Theodore Roosevelt’s ranch in the badlands of North Dakota where the “restorative power of wilderness” made a “lasting impression” on the 26th president of the United States is being encroached on by industrialization due to the state’s fracking oil boom.
NPR reports the “contemplative seclusion” of the Elkhorn Ranch often called the “Walden Pond of the West” will be “ruined” by a proposed gravel pit just across the Little Missouri river and a new bridge.
“[Roosevelt National Park Superintendent Valerie] Naylor points out the old hand-dug well and the ranch house’s massive foundation stones cut from granite. But that’s all that’s left today.

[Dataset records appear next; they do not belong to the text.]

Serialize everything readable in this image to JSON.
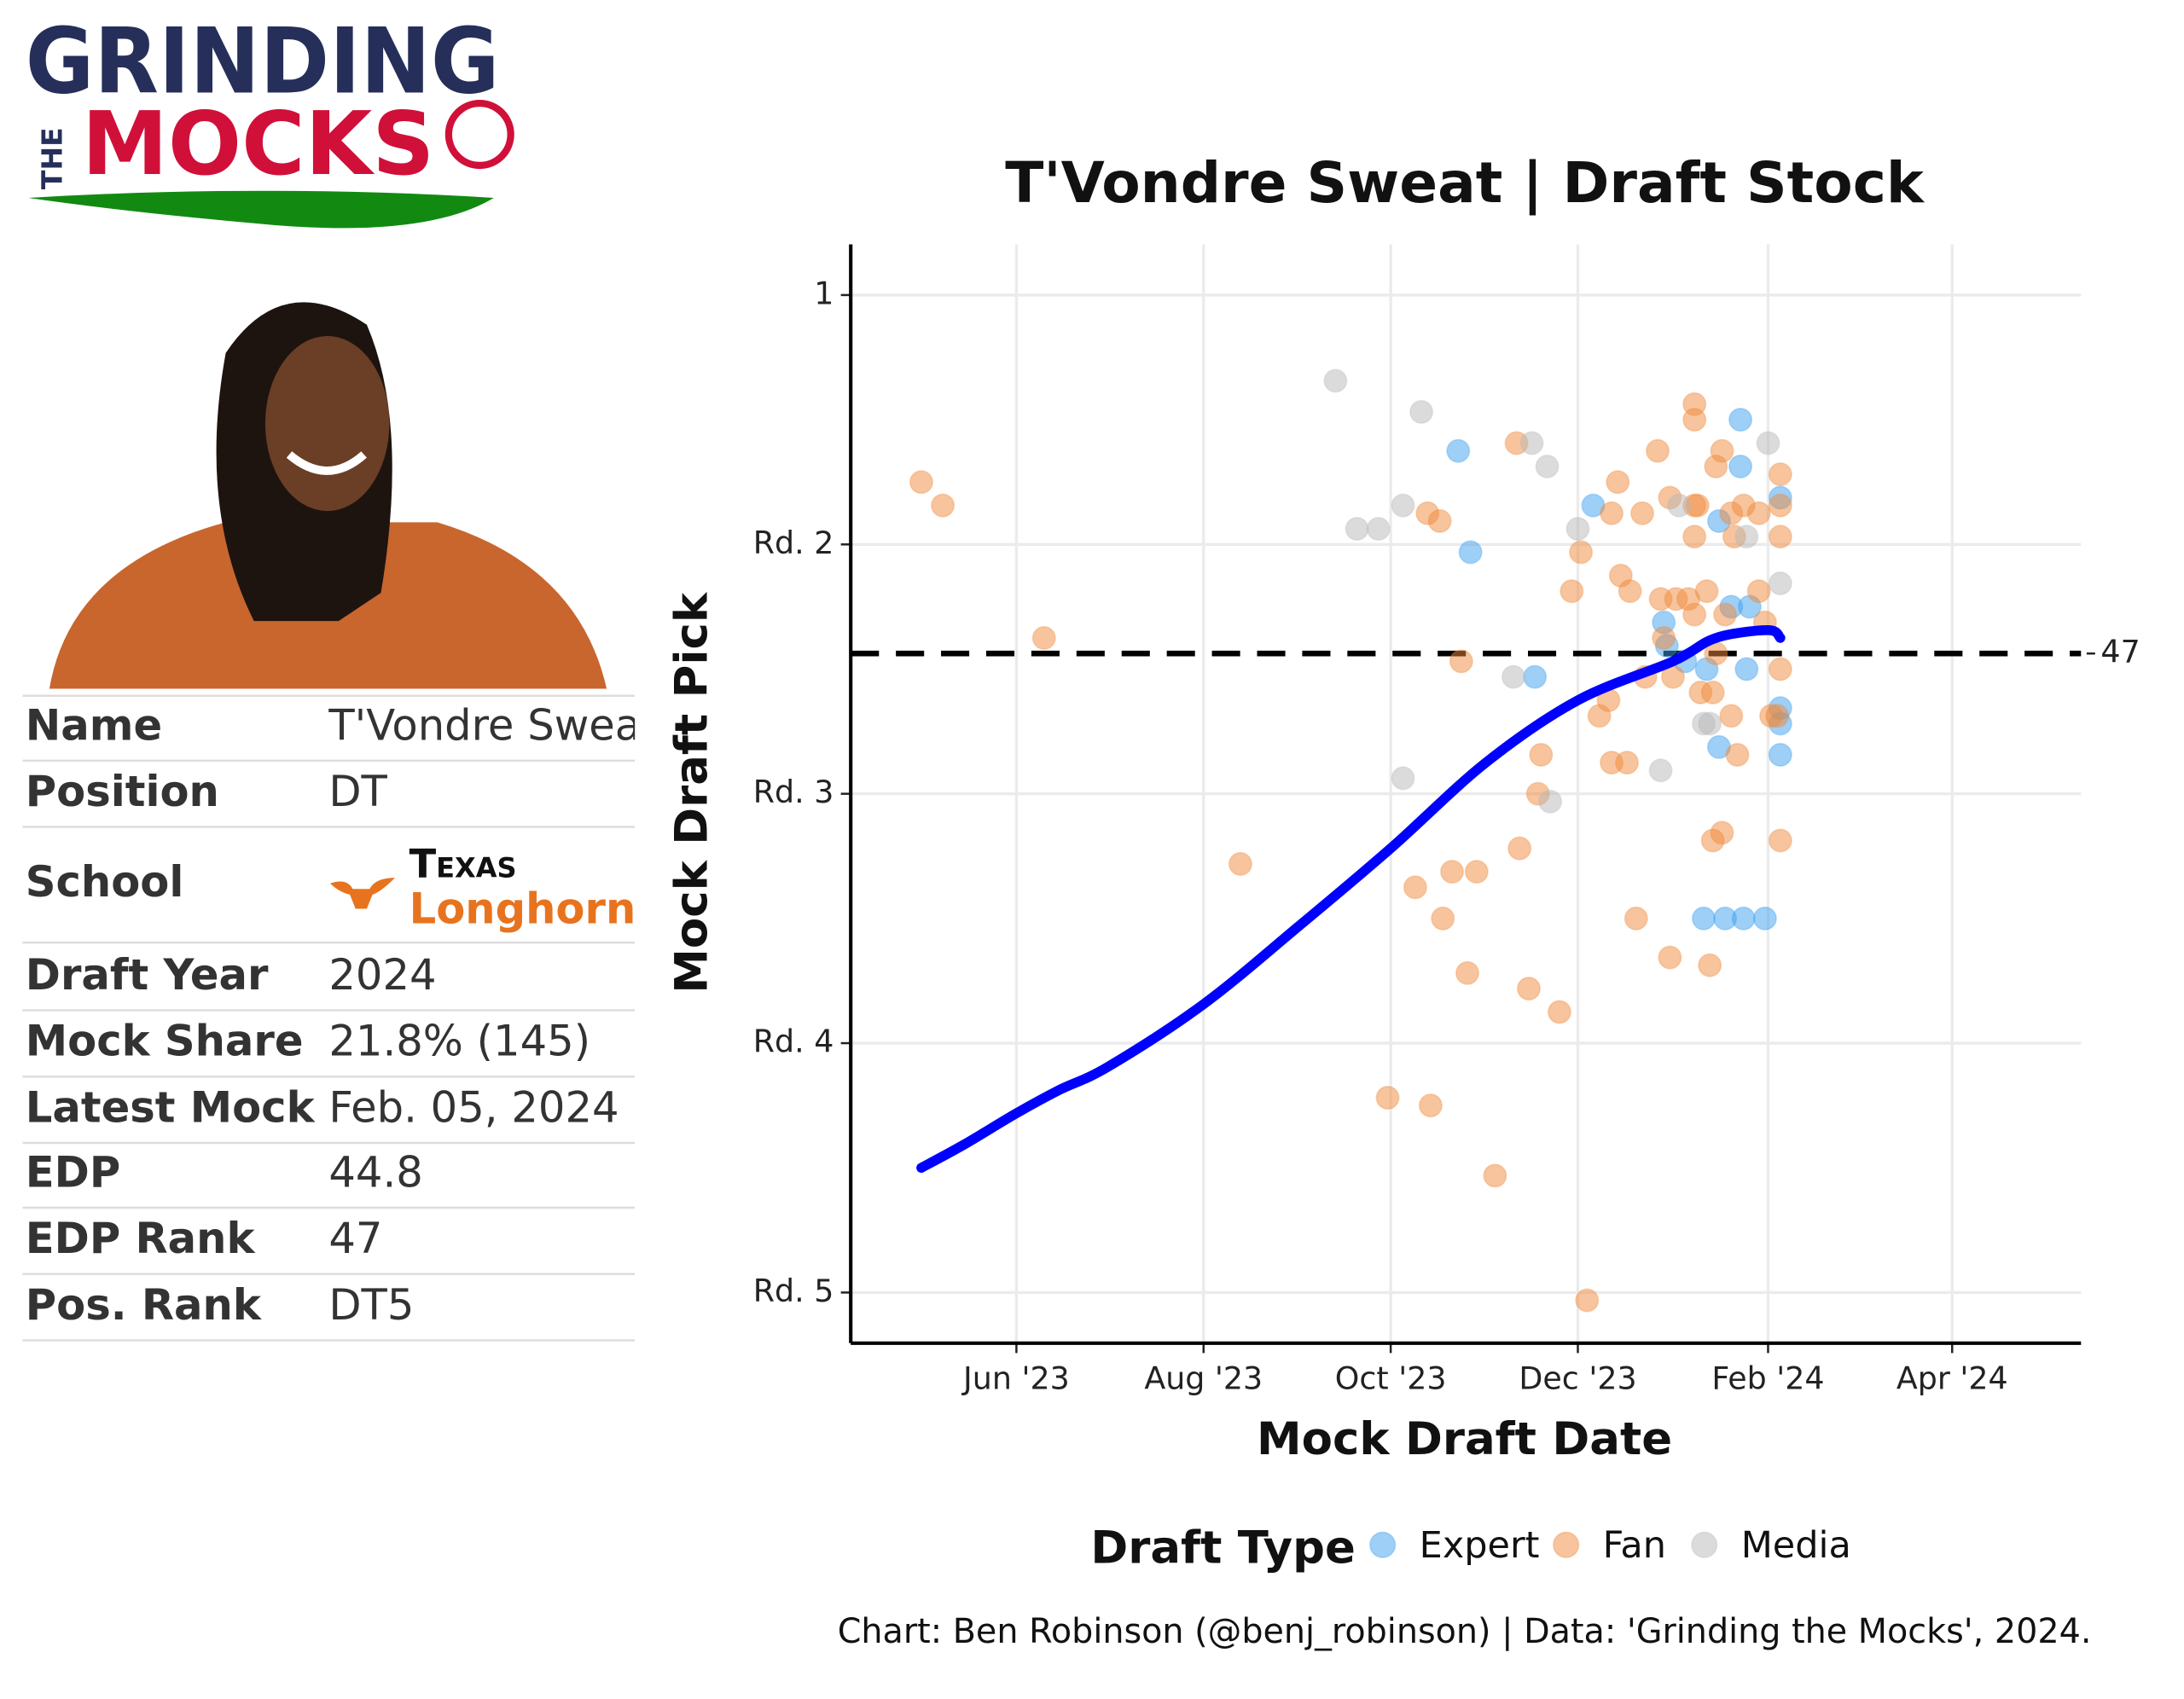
{
  "logo": {
    "line1": "GRINDING",
    "small": "THE",
    "line2": "MOCKS"
  },
  "profile": {
    "rows": [
      {
        "label": "Name",
        "value": "T'Vondre Sweat"
      },
      {
        "label": "Position",
        "value": "DT"
      },
      {
        "label": "School",
        "value": [
          "Texas",
          "Longhorns"
        ]
      },
      {
        "label": "Draft Year",
        "value": "2024"
      },
      {
        "label": "Mock Share",
        "value": "21.8% (145)"
      },
      {
        "label": "Latest Mock",
        "value": "Feb. 05, 2024"
      },
      {
        "label": "EDP",
        "value": "44.8"
      },
      {
        "label": "EDP Rank",
        "value": "47"
      },
      {
        "label": "Pos. Rank",
        "value": "DT5"
      }
    ]
  },
  "chart_data": {
    "type": "scatter",
    "title": "T'Vondre Sweat | Draft Stock",
    "x_label": "Mock Draft Date",
    "y_label": "Mock Draft Pick",
    "xlim": [
      "2023-04-08",
      "2024-05-13"
    ],
    "xticks": [
      {
        "value": "2023-06-01",
        "label": "Jun '23"
      },
      {
        "value": "2023-08-01",
        "label": "Aug '23"
      },
      {
        "value": "2023-10-01",
        "label": "Oct '23"
      },
      {
        "value": "2023-12-01",
        "label": "Dec '23"
      },
      {
        "value": "2024-02-01",
        "label": "Feb '24"
      },
      {
        "value": "2024-04-01",
        "label": "Apr '24"
      }
    ],
    "ylim": [
      -5.5,
      135.5
    ],
    "y_reversed": true,
    "yticks": [
      1,
      {
        "value": 33,
        "label": "Rd. 2"
      },
      {
        "value": 65,
        "label": "Rd. 3"
      },
      {
        "value": 97,
        "label": "Rd. 4"
      },
      {
        "value": 129,
        "label": "Rd. 5"
      }
    ],
    "grid": true,
    "legend_title": "Draft Type",
    "series": [
      {
        "name": "Expert",
        "color": "#3d9ff0",
        "x": [
          "2023-10-23",
          "2023-10-27",
          "2023-11-17",
          "2023-12-06",
          "2023-12-29",
          "2023-12-30",
          "2024-01-05",
          "2024-01-11",
          "2024-01-12",
          "2024-01-16",
          "2024-01-16",
          "2024-01-18",
          "2024-01-20",
          "2024-01-23",
          "2024-01-23",
          "2024-01-24",
          "2024-01-25",
          "2024-01-31",
          "2024-02-05",
          "2024-02-05",
          "2024-02-05",
          "2024-02-05",
          "2024-01-26"
        ],
        "values": [
          21,
          34,
          50,
          28,
          43,
          46,
          48,
          81,
          49,
          59,
          30,
          81,
          41,
          17,
          23,
          81,
          49,
          81,
          27,
          54,
          56,
          60,
          41
        ]
      },
      {
        "name": "Fan",
        "color": "#f08a3c",
        "x": [
          "2023-05-01",
          "2023-05-08",
          "2023-06-10",
          "2023-08-13",
          "2023-09-30",
          "2023-10-14",
          "2023-10-09",
          "2023-10-13",
          "2023-10-17",
          "2023-10-18",
          "2023-10-21",
          "2023-10-24",
          "2023-10-26",
          "2023-10-29",
          "2023-11-04",
          "2023-11-11",
          "2023-11-12",
          "2023-11-15",
          "2023-11-18",
          "2023-11-19",
          "2023-11-25",
          "2023-11-29",
          "2023-12-02",
          "2023-12-04",
          "2023-12-08",
          "2023-12-11",
          "2023-12-14",
          "2023-12-12",
          "2023-12-15",
          "2023-12-18",
          "2023-12-12",
          "2023-12-17",
          "2023-12-20",
          "2023-12-22",
          "2023-12-23",
          "2023-12-27",
          "2023-12-28",
          "2023-12-29",
          "2023-12-31",
          "2023-12-31",
          "2024-01-01",
          "2024-01-02",
          "2024-01-08",
          "2024-01-08",
          "2024-01-06",
          "2024-01-08",
          "2024-01-09",
          "2024-01-08",
          "2024-01-10",
          "2024-01-12",
          "2024-01-13",
          "2024-01-14",
          "2024-01-14",
          "2024-01-15",
          "2024-01-17",
          "2024-01-17",
          "2024-01-18",
          "2024-01-20",
          "2024-01-20",
          "2024-01-21",
          "2024-01-22",
          "2024-01-24",
          "2024-01-29",
          "2024-01-29",
          "2024-01-31",
          "2024-02-02",
          "2024-02-04",
          "2024-02-05",
          "2024-02-05",
          "2024-02-05",
          "2024-02-05",
          "2024-02-05",
          "2024-01-15",
          "2024-01-08"
        ],
        "values": [
          25,
          28,
          45,
          74,
          104,
          105,
          77,
          29,
          30,
          81,
          75,
          48,
          88,
          75,
          114,
          20,
          72,
          90,
          65,
          60,
          93,
          39,
          34,
          130,
          55,
          53,
          25,
          29,
          37,
          39,
          61,
          61,
          81,
          29,
          50,
          21,
          40,
          45,
          27,
          86,
          50,
          40,
          15,
          17,
          40,
          28,
          28,
          32,
          52,
          39,
          87,
          52,
          71,
          23,
          70,
          21,
          42,
          55,
          29,
          32,
          60,
          28,
          39,
          29,
          43,
          55,
          55,
          24,
          28,
          32,
          49,
          71,
          47,
          42
        ]
      },
      {
        "name": "Media",
        "color": "#b8b8b8",
        "x": [
          "2023-09-13",
          "2023-10-11",
          "2023-09-20",
          "2023-09-27",
          "2023-10-05",
          "2023-10-05",
          "2023-11-16",
          "2023-11-21",
          "2023-11-10",
          "2023-11-22",
          "2023-12-01",
          "2023-12-28",
          "2024-01-03",
          "2024-01-11",
          "2024-01-13",
          "2024-01-25",
          "2024-02-01",
          "2024-02-05"
        ],
        "values": [
          12,
          16,
          31,
          31,
          28,
          63,
          20,
          23,
          50,
          66,
          31,
          62,
          28,
          56,
          56,
          32,
          20,
          38
        ]
      }
    ],
    "trend": {
      "color": "#0000ff",
      "x": [
        "2023-05-01",
        "2023-05-15",
        "2023-06-01",
        "2023-06-15",
        "2023-07-01",
        "2023-08-01",
        "2023-09-01",
        "2023-10-01",
        "2023-11-01",
        "2023-12-01",
        "2024-01-01",
        "2024-01-15",
        "2024-02-01",
        "2024-02-05"
      ],
      "values": [
        113,
        110,
        106,
        103,
        100,
        92,
        82,
        72,
        61,
        53,
        48,
        45,
        44,
        45
      ]
    },
    "reference_line": {
      "value": 47
    },
    "caption": "Chart: Ben Robinson (@benj_robinson) | Data: 'Grinding the Mocks', 2024."
  }
}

“That is one thing that’s so special about the Elkhorn Ranch. We don’t have anything that’s reconstructed here,” she says. “We just have a site. And it’s the way that it was, for the most part, when Roosevelt first found it in the summer of 1884.”
Jim Arthaud, chairman of the Billings County Board of Commissioners and owner of a trucking company says if the bridge is built “the whole public would be able to use that place, not just the elitist environmentalists”:
“That Elkhorn Ranch site is surrounded by people that own mineral rights,” Arthaud says, “and it’s going to get developed.”
There’s pressure on President Obama to declare the surrounding area a national monument, an executive order tool often used by Roosevelt and more recently by Bill Clinton. If that should happen, Arthaud says, the locals would raise hell and do everything in their power to reverse it.